Do ketogenic diets cause cancer?
- Lucía Fdez. Segura
- Jul 15
- 2 min read

In the world of nutritional science, the precision of language and methodology matters. A lot. Yet somehow, we continue to see peer-reviewed studies published in reputable journals that use fundamentally flawed definitions, especially when it comes to hot-button topics like the ketogenic diet.
A recent example, published in the Nutrition and Cancer journal (July 2025), made headlines for its bold claim: that ketogenic diets are associated with an elevated risk for all cancers. Sounds alarming, right? The problem is: it doesn’t hold up under scrutiny. In fact, it’s not even studying ketogenic diets.
This study used data from NHANES (the U.S. National Health and Nutrition Examination Survey) between 2001 and 2018 to analyse self-reported dietary intake and health outcomes. The researchers applied a metric called the Dietary Ketogenic Ratio (DKR), based on the ratio of fat to carbohydrate and protein intake.
They then claimed that diets with higher DKR values (interpreted by the authors as “more ketogenic”) were associated with an increased risk of cancer.
Here’s the problem: It’s not a ketogenic diet Leaving aside the fact that this study was designed with a dietary recall (normally another sign to take the results with a pinch of salt), the main issue here is that the claim in the title is a blatant lie.
A true ketogenic diet is defined by very low carbohydrate intake, typically below 50 grams per day, and often closer to 20–30 grams. This is required to shift the body into a state of nutritional ketosis, where it begins producing ketones as an alternative fuel source.
However, the study’s “high DKR” group had a median carbohydrate intake of 181 grams per day. That’s not just non-ketogenic, it’s not even low-carb by most standards. This means the study does not include actual ketogenic diets at all.

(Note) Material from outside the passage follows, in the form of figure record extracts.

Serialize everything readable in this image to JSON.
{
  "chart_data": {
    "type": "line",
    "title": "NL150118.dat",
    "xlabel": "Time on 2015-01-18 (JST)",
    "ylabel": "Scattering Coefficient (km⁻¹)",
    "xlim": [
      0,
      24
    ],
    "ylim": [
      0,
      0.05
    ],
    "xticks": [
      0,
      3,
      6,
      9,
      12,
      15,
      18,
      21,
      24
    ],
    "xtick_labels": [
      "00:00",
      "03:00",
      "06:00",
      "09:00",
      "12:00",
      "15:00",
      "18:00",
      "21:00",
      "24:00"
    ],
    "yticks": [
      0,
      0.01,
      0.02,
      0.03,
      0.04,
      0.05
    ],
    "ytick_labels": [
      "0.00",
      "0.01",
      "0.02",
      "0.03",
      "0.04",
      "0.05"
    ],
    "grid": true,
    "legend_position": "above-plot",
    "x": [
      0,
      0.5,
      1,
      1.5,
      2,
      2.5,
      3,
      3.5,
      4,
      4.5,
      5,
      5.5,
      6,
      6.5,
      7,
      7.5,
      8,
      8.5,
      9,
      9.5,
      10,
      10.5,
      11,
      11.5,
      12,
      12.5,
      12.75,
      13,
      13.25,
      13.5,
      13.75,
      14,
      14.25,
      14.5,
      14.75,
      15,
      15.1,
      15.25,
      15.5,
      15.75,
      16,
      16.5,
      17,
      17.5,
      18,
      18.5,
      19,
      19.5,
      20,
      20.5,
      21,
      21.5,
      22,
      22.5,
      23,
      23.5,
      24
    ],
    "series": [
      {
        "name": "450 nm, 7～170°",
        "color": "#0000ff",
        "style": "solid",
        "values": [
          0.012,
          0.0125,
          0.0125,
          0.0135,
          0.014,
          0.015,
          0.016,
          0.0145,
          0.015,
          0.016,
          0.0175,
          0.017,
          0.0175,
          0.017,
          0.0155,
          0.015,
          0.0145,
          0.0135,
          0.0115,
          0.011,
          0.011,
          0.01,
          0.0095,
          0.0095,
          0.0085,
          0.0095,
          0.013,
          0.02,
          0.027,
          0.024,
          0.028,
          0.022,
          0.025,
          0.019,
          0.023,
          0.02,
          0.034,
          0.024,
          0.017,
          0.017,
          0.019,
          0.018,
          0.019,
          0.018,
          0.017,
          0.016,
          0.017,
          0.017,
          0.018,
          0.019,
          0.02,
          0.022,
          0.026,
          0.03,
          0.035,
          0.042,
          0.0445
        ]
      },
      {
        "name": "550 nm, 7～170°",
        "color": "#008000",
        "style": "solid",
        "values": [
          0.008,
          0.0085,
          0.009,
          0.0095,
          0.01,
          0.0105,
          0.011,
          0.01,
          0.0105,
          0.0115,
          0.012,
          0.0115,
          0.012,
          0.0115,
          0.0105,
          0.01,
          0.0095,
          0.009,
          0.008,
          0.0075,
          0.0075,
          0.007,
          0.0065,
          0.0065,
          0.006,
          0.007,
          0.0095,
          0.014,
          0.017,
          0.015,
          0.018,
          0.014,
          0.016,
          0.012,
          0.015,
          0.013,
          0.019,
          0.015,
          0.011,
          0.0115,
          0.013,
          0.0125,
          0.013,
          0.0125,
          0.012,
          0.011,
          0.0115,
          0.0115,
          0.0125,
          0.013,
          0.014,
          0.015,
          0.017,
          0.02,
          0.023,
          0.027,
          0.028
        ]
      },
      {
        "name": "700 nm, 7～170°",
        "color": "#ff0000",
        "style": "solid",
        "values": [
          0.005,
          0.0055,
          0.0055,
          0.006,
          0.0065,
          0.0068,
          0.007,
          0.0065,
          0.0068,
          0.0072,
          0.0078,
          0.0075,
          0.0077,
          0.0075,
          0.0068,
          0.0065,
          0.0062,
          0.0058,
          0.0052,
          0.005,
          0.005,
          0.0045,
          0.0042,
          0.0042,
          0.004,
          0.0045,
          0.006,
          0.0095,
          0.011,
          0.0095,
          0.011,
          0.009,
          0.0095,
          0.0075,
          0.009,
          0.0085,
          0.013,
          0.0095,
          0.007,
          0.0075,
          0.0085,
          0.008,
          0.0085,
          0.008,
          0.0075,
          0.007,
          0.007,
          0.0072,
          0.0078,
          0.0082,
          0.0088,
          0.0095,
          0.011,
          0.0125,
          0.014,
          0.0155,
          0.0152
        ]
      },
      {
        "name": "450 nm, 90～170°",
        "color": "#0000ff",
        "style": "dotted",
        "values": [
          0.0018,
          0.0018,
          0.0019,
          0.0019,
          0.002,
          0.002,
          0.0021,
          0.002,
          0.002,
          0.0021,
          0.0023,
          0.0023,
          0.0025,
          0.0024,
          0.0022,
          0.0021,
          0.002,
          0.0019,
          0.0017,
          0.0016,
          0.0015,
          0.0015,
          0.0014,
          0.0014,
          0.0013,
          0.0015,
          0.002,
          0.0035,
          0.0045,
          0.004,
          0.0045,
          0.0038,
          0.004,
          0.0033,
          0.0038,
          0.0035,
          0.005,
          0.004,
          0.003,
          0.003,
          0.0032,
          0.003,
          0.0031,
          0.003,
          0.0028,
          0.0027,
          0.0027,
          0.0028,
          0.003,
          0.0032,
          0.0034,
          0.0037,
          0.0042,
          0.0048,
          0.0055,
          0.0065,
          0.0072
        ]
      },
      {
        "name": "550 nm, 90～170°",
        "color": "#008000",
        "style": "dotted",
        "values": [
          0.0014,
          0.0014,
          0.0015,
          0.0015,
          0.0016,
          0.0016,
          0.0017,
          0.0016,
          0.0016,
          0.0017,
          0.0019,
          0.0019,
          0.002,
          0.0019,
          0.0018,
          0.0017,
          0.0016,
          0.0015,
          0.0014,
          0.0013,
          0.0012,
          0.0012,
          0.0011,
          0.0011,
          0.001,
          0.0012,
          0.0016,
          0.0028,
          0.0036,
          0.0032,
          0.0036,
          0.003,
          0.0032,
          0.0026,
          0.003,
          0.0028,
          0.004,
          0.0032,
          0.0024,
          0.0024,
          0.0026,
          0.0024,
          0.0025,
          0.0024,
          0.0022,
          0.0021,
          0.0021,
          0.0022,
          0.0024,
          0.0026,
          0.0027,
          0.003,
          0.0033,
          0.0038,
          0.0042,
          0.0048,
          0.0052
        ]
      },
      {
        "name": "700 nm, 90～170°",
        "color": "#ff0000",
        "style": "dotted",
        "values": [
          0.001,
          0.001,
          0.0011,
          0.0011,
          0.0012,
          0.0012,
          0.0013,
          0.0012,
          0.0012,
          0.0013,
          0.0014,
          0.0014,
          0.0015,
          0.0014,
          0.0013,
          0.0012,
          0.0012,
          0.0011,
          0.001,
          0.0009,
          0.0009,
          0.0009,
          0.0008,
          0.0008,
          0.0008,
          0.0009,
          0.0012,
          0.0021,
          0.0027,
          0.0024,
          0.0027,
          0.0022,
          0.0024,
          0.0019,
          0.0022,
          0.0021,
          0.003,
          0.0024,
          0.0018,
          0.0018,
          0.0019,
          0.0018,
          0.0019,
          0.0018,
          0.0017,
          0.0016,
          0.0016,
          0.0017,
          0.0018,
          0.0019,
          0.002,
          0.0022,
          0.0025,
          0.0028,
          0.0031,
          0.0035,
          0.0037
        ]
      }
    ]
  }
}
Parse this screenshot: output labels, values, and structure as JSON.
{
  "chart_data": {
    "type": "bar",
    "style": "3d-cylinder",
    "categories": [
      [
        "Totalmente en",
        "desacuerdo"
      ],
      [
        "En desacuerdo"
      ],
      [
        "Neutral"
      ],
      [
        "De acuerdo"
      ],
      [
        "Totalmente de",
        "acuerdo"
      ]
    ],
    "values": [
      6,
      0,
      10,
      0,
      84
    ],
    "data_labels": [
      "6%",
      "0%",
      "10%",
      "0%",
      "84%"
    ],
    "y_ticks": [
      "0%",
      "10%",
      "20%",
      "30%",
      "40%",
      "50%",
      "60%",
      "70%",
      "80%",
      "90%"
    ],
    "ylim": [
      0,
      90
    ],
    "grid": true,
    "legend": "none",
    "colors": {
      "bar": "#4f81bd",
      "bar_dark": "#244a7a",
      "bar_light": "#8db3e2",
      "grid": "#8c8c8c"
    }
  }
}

Calling these high-carb, high-fat dietary patterns “ketogenic” is scientifically inaccurate. Why does it matter? Studies like this do more than just misinform, they actively distort public understanding of nutrition. Headlines circulate. Fear spreads. People living with cancer, or trying to prevent it, may be dissuaded from dietary approaches that could offer therapeutic benefit in certain contexts, all because of a study that never actually measured the thing it claimed to evaluate.
Even worse, clinicians, dietitians, and public health policymakers (many of whom rely on abstracts and summaries rather than digging into full methodology) may take the conclusions at face value.
This speaks to a broader issue in nutrition science: a worrying tolerance for imprecise terminology and weak methodological standards, especially in large observational studies. NHANES data is widely used, but it relies on short-term dietary recall and is inherently limited in establishing long-term health effects. When those limitations are combined with faulty definitions, the result is not just low-quality evidence, it’s misleading evidence.